渡邊駿専務取締役(以下、渡邊) 1967年ですので、50年以上前になるかと思います。山梨県の下部というところで創業しました。当初は、山梨県の地場産業の宝飾を取り扱っていた会社でございます。

渡邊駿専務取締役 ©文藝春秋(撮影・宮崎慎之輔)

――当時から通信販売をやっていたのでしょうか。

渡邊 そうですね。通信販売は創業してすぐに始めた事業です。

――そこから子供向けのアクセサリーや雑貨の通信販売を始めたそうですが、きっかけはなんだったのでしょうか。

渡邊 宝飾通販を始めて3年くらい経ったところで、広告代理店の方からアドバイスをいただきまして。それから子供向けのアクセサリー、雑貨みたいなものを取り扱い始めたのがきっかけです。

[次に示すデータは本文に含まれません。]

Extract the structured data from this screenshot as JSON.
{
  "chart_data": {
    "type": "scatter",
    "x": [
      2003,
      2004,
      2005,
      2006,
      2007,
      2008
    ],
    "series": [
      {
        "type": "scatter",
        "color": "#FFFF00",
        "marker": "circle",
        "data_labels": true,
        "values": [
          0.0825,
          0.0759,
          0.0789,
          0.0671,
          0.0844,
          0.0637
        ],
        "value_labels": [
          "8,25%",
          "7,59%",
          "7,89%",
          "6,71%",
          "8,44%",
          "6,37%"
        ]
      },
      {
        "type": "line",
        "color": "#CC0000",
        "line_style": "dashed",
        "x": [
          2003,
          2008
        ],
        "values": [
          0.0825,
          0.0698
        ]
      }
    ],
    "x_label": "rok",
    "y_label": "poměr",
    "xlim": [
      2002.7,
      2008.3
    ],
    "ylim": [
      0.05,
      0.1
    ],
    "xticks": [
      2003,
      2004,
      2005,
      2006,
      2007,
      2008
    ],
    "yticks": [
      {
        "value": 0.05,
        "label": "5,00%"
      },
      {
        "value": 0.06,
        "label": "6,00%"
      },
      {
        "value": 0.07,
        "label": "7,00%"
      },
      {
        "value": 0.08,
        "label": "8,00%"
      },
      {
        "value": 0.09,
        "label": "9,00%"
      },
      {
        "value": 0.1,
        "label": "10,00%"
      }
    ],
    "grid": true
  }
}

――子供向けの通信販売を始めた当時は、すぐに成果は上がったのでしょうか。

渡邊 売り上げが伸びたのは本当にすぐだったそうです。というのも、もうすでに宝飾通販の方で、会員の名簿というものは出来上がっておりましたので、そこに向けて(子供向けの商品の)販促をしていったということで、効果としてはすぐにみられたと聞いております。

――このカタログ作りにもこだわりが詰まっているのでしょうか。

 

渡邊 弊社の強みは、このカタログの制作力だと思っております。(カタログを)開いたときに本当にワクワクするような商品がたくさん並んでいて、キラキラしている紙面作りを心がけております。

(カタログには)いろんなアイデアが詰まっているのですが、簡単なところでいいますと、きっちり綺麗に揃えて商品を見せるというかたちではなくて、あえてバラバラに配置しています。本当に宝石箱をひっくり返したようなかたちで、それを見たお子様がワクワクしてお買い求めていただけるような紙面をコンセプトとしております。